6.4 Alignment grouping: keep one record at most for each group

 

It is common that a grouping operation requires the result set to be ordered by the order of a specified base set, which we call alignment grouping. Examples include calculating a company’s total sales amount in each city according to the order of Beijing, Shanghai, Guangzhou and Shenzhen, calculating the average salary of each department according to the specified order of departments, and so on.
It is probably that an alignment grouping operation generates one or more empty groups or that one or more members do not belong to any group.
The case that data is sorted by the order a specified field in the base table and keep one matching member at most for each group is suitable for computing scenarios where we want to view or use data according to the specified order.
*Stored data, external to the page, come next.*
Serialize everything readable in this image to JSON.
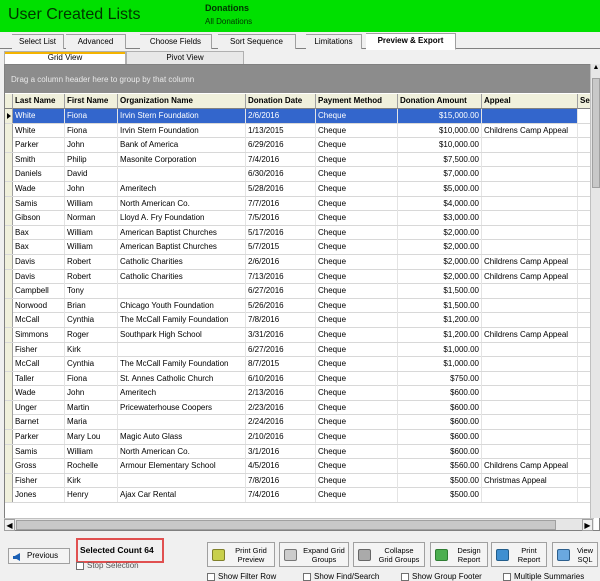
{
  "header": {
    "title": "User Created Lists",
    "subtitle": "Donations",
    "subtitle2": "All Donations",
    "bg_color": "#00e000"
  },
  "tabs": [
    {
      "label": "Select List"
    },
    {
      "label": "Advanced"
    },
    {
      "label": "Choose Fields"
    },
    {
      "label": "Sort Sequence"
    },
    {
      "label": "Limitations"
    },
    {
      "label": "Preview & Export",
      "active": true
    }
  ],
  "subtabs": [
    {
      "label": "Grid View",
      "active": true
    },
    {
      "label": "Pivot View"
    }
  ],
  "grid": {
    "group_hint": "Drag a column header here to group by that column",
    "columns": [
      "Last Name",
      "First Name",
      "Organization Name",
      "Donation Date",
      "Payment Method",
      "Donation Amount",
      "Appeal",
      "Ser"
    ],
    "rows": [
      [
        "White",
        "Fiona",
        "Irvin Stern Foundation",
        "2/6/2016",
        "Cheque",
        "$15,000.00",
        ""
      ],
      [
        "White",
        "Fiona",
        "Irvin Stern Foundation",
        "1/13/2015",
        "Cheque",
        "$10,000.00",
        "Childrens Camp  Appeal"
      ],
      [
        "Parker",
        "John",
        "Bank of America",
        "6/29/2016",
        "Cheque",
        "$10,000.00",
        ""
      ],
      [
        "Smith",
        "Philip",
        "Masonite Corporation",
        "7/4/2016",
        "Cheque",
        "$7,500.00",
        ""
      ],
      [
        "Daniels",
        "David",
        "",
        "6/30/2016",
        "Cheque",
        "$7,000.00",
        ""
      ],
      [
        "Wade",
        "John",
        "Ameritech",
        "5/28/2016",
        "Cheque",
        "$5,000.00",
        ""
      ],
      [
        "Samis",
        "William",
        "North American Co.",
        "7/7/2016",
        "Cheque",
        "$4,000.00",
        ""
      ],
      [
        "Gibson",
        "Norman",
        "Lloyd A. Fry Foundation",
        "7/5/2016",
        "Cheque",
        "$3,000.00",
        ""
      ],
      [
        "Bax",
        "William",
        "American Baptist Churches",
        "5/17/2016",
        "Cheque",
        "$2,000.00",
        ""
      ],
      [
        "Bax",
        "William",
        "American Baptist Churches",
        "5/7/2015",
        "Cheque",
        "$2,000.00",
        ""
      ],
      [
        "Davis",
        "Robert",
        "Catholic Charities",
        "2/6/2016",
        "Cheque",
        "$2,000.00",
        "Childrens Camp  Appeal"
      ],
      [
        "Davis",
        "Robert",
        "Catholic Charities",
        "7/13/2016",
        "Cheque",
        "$2,000.00",
        "Childrens Camp  Appeal"
      ],
      [
        "Campbell",
        "Tony",
        "",
        "6/27/2016",
        "Cheque",
        "$1,500.00",
        ""
      ],
      [
        "Norwood",
        "Brian",
        "Chicago Youth Foundation",
        "5/26/2016",
        "Cheque",
        "$1,500.00",
        ""
      ],
      [
        "McCall",
        "Cynthia",
        "The McCall Family Foundation",
        "7/8/2016",
        "Cheque",
        "$1,200.00",
        ""
      ],
      [
        "Simmons",
        "Roger",
        "Southpark High School",
        "3/31/2016",
        "Cheque",
        "$1,200.00",
        "Childrens Camp  Appeal"
      ],
      [
        "Fisher",
        "Kirk",
        "",
        "6/27/2016",
        "Cheque",
        "$1,000.00",
        ""
      ],
      [
        "McCall",
        "Cynthia",
        "The McCall Family Foundation",
        "8/7/2015",
        "Cheque",
        "$1,000.00",
        ""
      ],
      [
        "Taller",
        "Fiona",
        "St. Annes Catholic Church",
        "6/10/2016",
        "Cheque",
        "$750.00",
        ""
      ],
      [
        "Wade",
        "John",
        "Ameritech",
        "2/13/2016",
        "Cheque",
        "$600.00",
        ""
      ],
      [
        "Unger",
        "Martin",
        "Pricewaterhouse Coopers",
        "2/23/2016",
        "Cheque",
        "$600.00",
        ""
      ],
      [
        "Barnet",
        "Maria",
        "",
        "2/24/2016",
        "Cheque",
        "$600.00",
        ""
      ],
      [
        "Parker",
        "Mary Lou",
        "Magic Auto Glass",
        "2/10/2016",
        "Cheque",
        "$600.00",
        ""
      ],
      [
        "Samis",
        "William",
        "North American Co.",
        "3/1/2016",
        "Cheque",
        "$600.00",
        ""
      ],
      [
        "Gross",
        "Rochelle",
        "Armour Elementary School",
        "4/5/2016",
        "Cheque",
        "$560.00",
        "Childrens Camp  Appeal"
      ],
      [
        "Fisher",
        "Kirk",
        "",
        "7/8/2016",
        "Cheque",
        "$500.00",
        "Christmas Appeal"
      ],
      [
        "Jones",
        "Henry",
        "Ajax Car Rental",
        "7/4/2016",
        "Cheque",
        "$500.00",
        ""
      ]
    ]
  },
  "bottom": {
    "previous_label": "Previous",
    "selected_count_label": "Selected Count 64",
    "stop_selection_label": "Stop Selection",
    "buttons": [
      {
        "line1": "Print Grid",
        "line2": "Preview"
      },
      {
        "line1": "Expand Grid",
        "line2": "Groups"
      },
      {
        "line1": "Collapse",
        "line2": "Grid Groups"
      },
      {
        "line1": "Design",
        "line2": "Report"
      },
      {
        "line1": "Print",
        "line2": "Report"
      },
      {
        "line1": "View",
        "line2": "SQL"
      }
    ],
    "checkboxes": [
      "Show Filter Row",
      "Show Find/Search",
      "Show Group Footer",
      "Multiple Summaries"
    ]
  }
}
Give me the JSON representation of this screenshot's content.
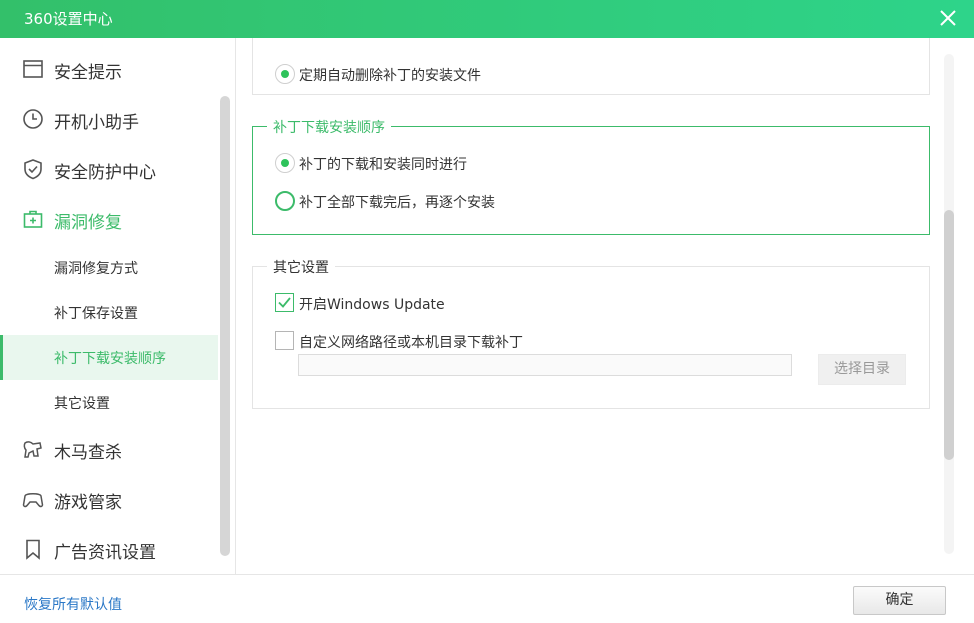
{
  "window": {
    "title": "360设置中心",
    "close_icon": "close-icon"
  },
  "sidebar": {
    "items": [
      {
        "label": "安全提示",
        "icon": "window-icon"
      },
      {
        "label": "开机小助手",
        "icon": "clock-icon"
      },
      {
        "label": "安全防护中心",
        "icon": "shield-check-icon"
      },
      {
        "label": "漏洞修复",
        "icon": "medkit-icon"
      },
      {
        "label": "木马查杀",
        "icon": "horse-icon"
      },
      {
        "label": "游戏管家",
        "icon": "gamepad-icon"
      },
      {
        "label": "广告资讯设置",
        "icon": "bookmark-icon"
      }
    ],
    "subitems": [
      {
        "label": "漏洞修复方式"
      },
      {
        "label": "补丁保存设置"
      },
      {
        "label": "补丁下载安装顺序"
      },
      {
        "label": "其它设置"
      }
    ]
  },
  "main": {
    "top_option": "定期自动删除补丁的安装文件",
    "order_section": {
      "title": "补丁下载安装顺序",
      "options": [
        "补丁的下载和安装同时进行",
        "补丁全部下载完后，再逐个安装"
      ],
      "selected": 0
    },
    "other_section": {
      "title": "其它设置",
      "windows_update_label": "开启Windows Update",
      "windows_update_checked": true,
      "custom_path_label": "自定义网络路径或本机目录下载补丁",
      "custom_path_checked": false,
      "path_value": "",
      "choose_dir_label": "选择目录"
    }
  },
  "footer": {
    "restore_label": "恢复所有默认值",
    "ok_label": "确定"
  },
  "colors": {
    "accent": "#3cbb6a",
    "titlebar": "#2fcf73",
    "link": "#2b78c7"
  }
}
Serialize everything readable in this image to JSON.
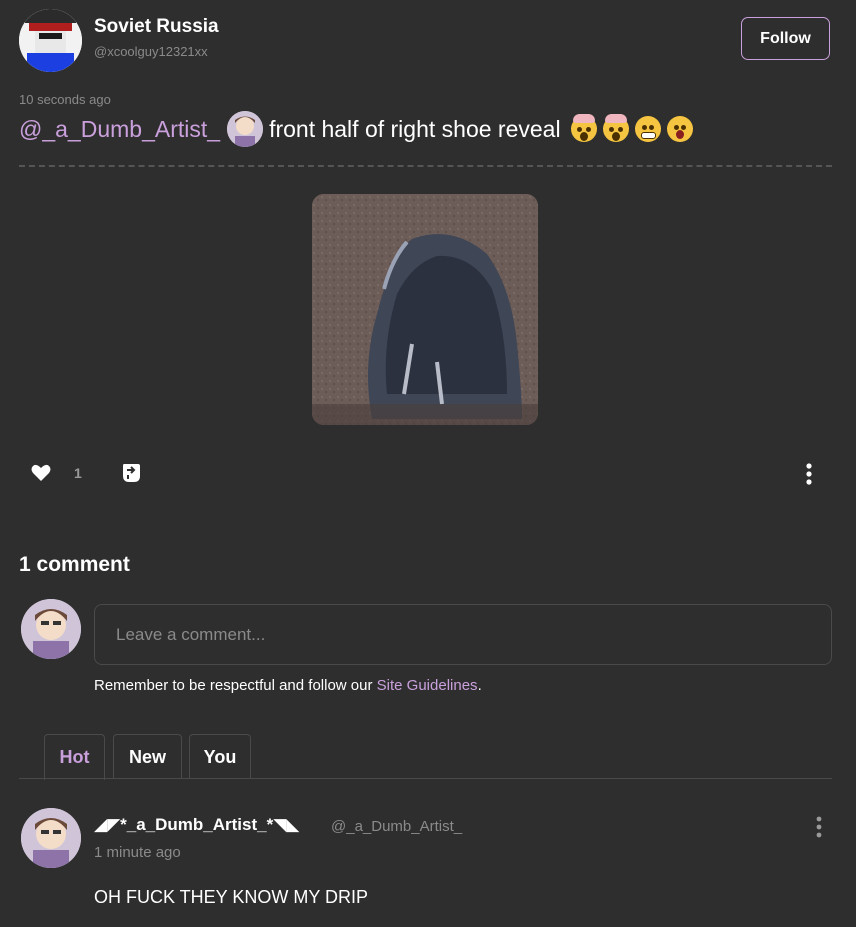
{
  "post": {
    "author_name": "Soviet Russia",
    "author_handle": "@xcoolguy12321xx",
    "follow_label": "Follow",
    "time": "10 seconds ago",
    "mention": "@_a_Dumb_Artist_",
    "text": "front half of right shoe reveal",
    "emojis": [
      "exploding-head-emoji",
      "exploding-head-emoji",
      "grimacing-face-emoji",
      "astonished-face-emoji"
    ],
    "image_description_icon": "shoe-photo",
    "like_count": "1"
  },
  "comments_section": {
    "heading": "1 comment",
    "input_placeholder": "Leave a comment...",
    "guidelines_prefix": "Remember to be respectful and follow our ",
    "guidelines_link": "Site Guidelines",
    "guidelines_suffix": ".",
    "tabs": [
      {
        "label": "Hot",
        "active": true
      },
      {
        "label": "New",
        "active": false
      },
      {
        "label": "You",
        "active": false
      }
    ]
  },
  "comments": [
    {
      "display_name": "◢◤*_a_Dumb_Artist_*◥◣",
      "handle": "@_a_Dumb_Artist_",
      "time": "1 minute ago",
      "body": "OH FUCK  THEY KNOW MY DRIP"
    }
  ],
  "colors": {
    "background": "#2e2e2e",
    "accent": "#c9a0dc",
    "muted": "#8a8a8a"
  }
}
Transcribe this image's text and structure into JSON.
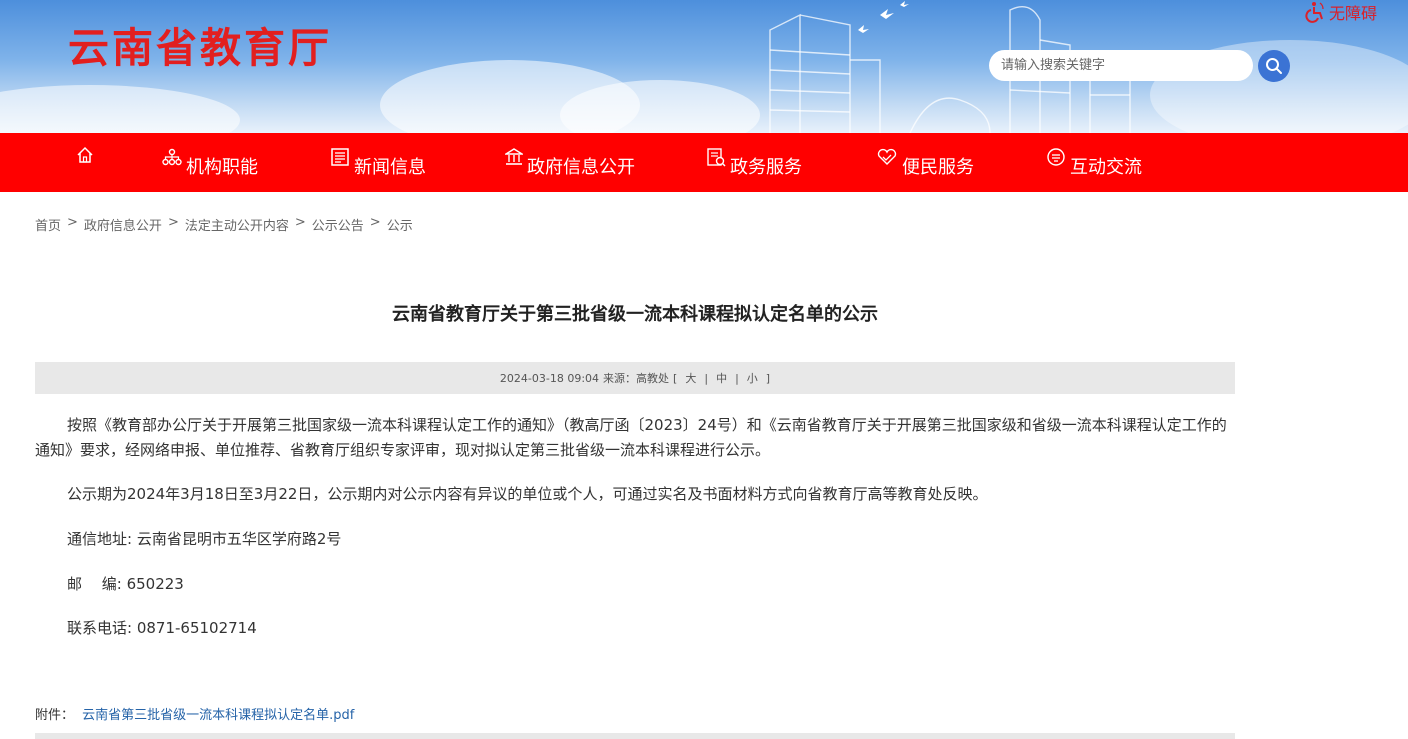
{
  "header": {
    "site_title": "云南省教育厅",
    "accessibility_label": "无障碍",
    "search_placeholder": "请输入搜索关键字"
  },
  "nav": {
    "items": [
      {
        "label": "机构职能",
        "icon": "org-chart-icon"
      },
      {
        "label": "新闻信息",
        "icon": "newspaper-icon"
      },
      {
        "label": "政府信息公开",
        "icon": "government-building-icon"
      },
      {
        "label": "政务服务",
        "icon": "service-doc-icon"
      },
      {
        "label": "便民服务",
        "icon": "handshake-heart-icon"
      },
      {
        "label": "互动交流",
        "icon": "chat-icon"
      }
    ],
    "home_icon": "home-icon"
  },
  "breadcrumb": {
    "items": [
      "首页",
      "政府信息公开",
      "法定主动公开内容",
      "公示公告",
      "公示"
    ],
    "separator": ">"
  },
  "article": {
    "title": "云南省教育厅关于第三批省级一流本科课程拟认定名单的公示",
    "meta": {
      "datetime": "2024-03-18 09:04",
      "source_label": "来源：",
      "source": "高教处",
      "font_open": "[",
      "font_large": "大",
      "font_medium": "中",
      "font_small": "小",
      "font_close": "]",
      "sep": "|"
    },
    "paragraphs": [
      "按照《教育部办公厅关于开展第三批国家级一流本科课程认定工作的通知》（教高厅函〔2023〕24号）和《云南省教育厅关于开展第三批国家级和省级一流本科课程认定工作的通知》要求，经网络申报、单位推荐、省教育厅组织专家评审，现对拟认定第三批省级一流本科课程进行公示。",
      "公示期为2024年3月18日至3月22日，公示期内对公示内容有异议的单位或个人，可通过实名及书面材料方式向省教育厅高等教育处反映。",
      "通信地址: 云南省昆明市五华区学府路2号",
      "邮　 编: 650223",
      "联系电话: 0871-65102714"
    ],
    "attachment_label": "附件：",
    "attachment_file": "云南省第三批省级一流本科课程拟认定名单.pdf"
  },
  "colors": {
    "nav_bg": "#ff0000",
    "title_red": "#e21f1f",
    "search_button": "#3b73d4",
    "link_blue": "#2563a8"
  }
}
Here our task is to find the GDP and population of first-tier cities according to the order of Beijing, Shanghai, Guangzhou and Shenzhen in the Chinese cities’ GDP table of a certain year. Below is part of the source data:

ID CITY GDP POPULATION
1 Shanghai 32679 2418
2 Beijing 30320 2171
3 Shenzhen 24691 1253
4 Guangzhou 23000 1450
5 Chongqing 20363 3372

SPL has A.align() function to perform alignment grouping, which by default keeps one matching member at most for each group.

SPL script:

A
1 =T(“CityGDP.txt”)
2 [“Beijing”,“Shanghai”,“Guangzhou”,“Shenzhen”]
3 =A1.align(A2,CITY)
4 =A3.new(CITY,GDP,POPULATION)

A1 Query city GDP table.
A2 Define a base sequence of cities.
A3 Use A.align() function to sort the city GDP table according to the specified sequence of cities and keep one matching member at most for each group.
A4 Create a result table comprising city, GDP and population fields.

Execution result:

CITY GDP POPULATION
Beijing 30320 2171
Shanghai 32679 2418
Guangzhou 23000 1450
Shenzhen 24691 1253